The sculptural prowess of Jamaican artists, remindful of African carving traditions on many levels, is especially impressive. Besides works by Manley, the list includes the expressive, four-faced wooden figure, "Talisman" (c. 1940) by David Miller Sr.; the strong, humorous, ethnic heads created over three decades by David Miller Jr.; heads carved from wood by Alvin Marriott with a forceful realism recalling Benin sculpture; a massive head with a strongly oriental flavor by Ronald Moody (1965); the Yoruba-like relief carving, "Revival Kingdom" (1969) by Osmond Watson; a tremendously rhythmic female figure, "Spirit of Change" (1979), carved in relief by Christopher Gonzalez; and totemic wooden figures, somewhat pre-Columbian in character, carved in the last two years by William Joseph.
This list is all the more amazing because it omits the best artist of the group, Mallica Reynolds, known on the island as Kapo, a revivalist preacher and self-taught artist whose extraordinary wooden figures seem to fulfill Manley's call for an "expression of the deep-rooted, hidden pulse of the country."
Two primary strains of Jamaican art, the mainstream (meaning works by artists educated in and influenced by European traditions) and the "intuitive" (meaning works by self-taught artists), are identified in a catalogue essay by David Boxer, curator of the National Gallery of Jamaica. In painting the "intuitive" strain seems the more vigorous and fresh, with an impressive list of artists, including Kapo (who also paints), John Dunkley, Sidney McLaren, Albert Artwell, Everald Brown and Clinton Brown. To the American eye too many of the mainstream painters are overpowered by their sources, although there are exceptions, including original, forceful works by Albert Huie, Karl Parboosingh, George Rodney and Colin Garland.

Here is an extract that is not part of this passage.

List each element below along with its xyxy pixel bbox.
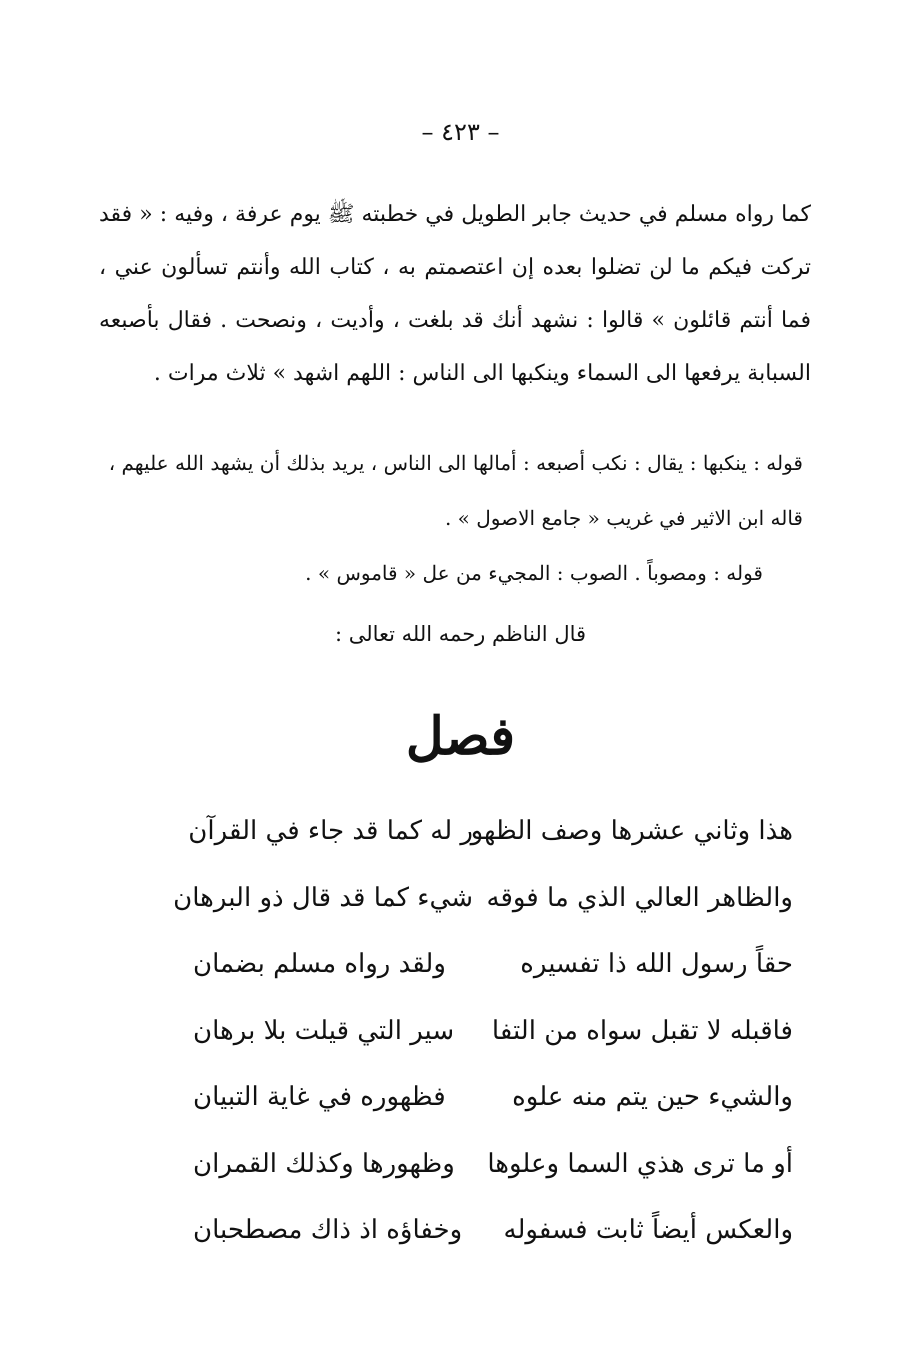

The catalogue ($10) is must reading for serious viewers of the show, which was organized by Boxer and Vera Hyatt for the Smithsonian Traveling Exhibition Service. The exhibition will travel in the United States for two years after it closes in Washington on Aug. 6. The gallery of the Inter-American Development Bank is located at 801 17th St. NW and is open from 9:30 a.m. to 5:30 p.m. Monday through Friday.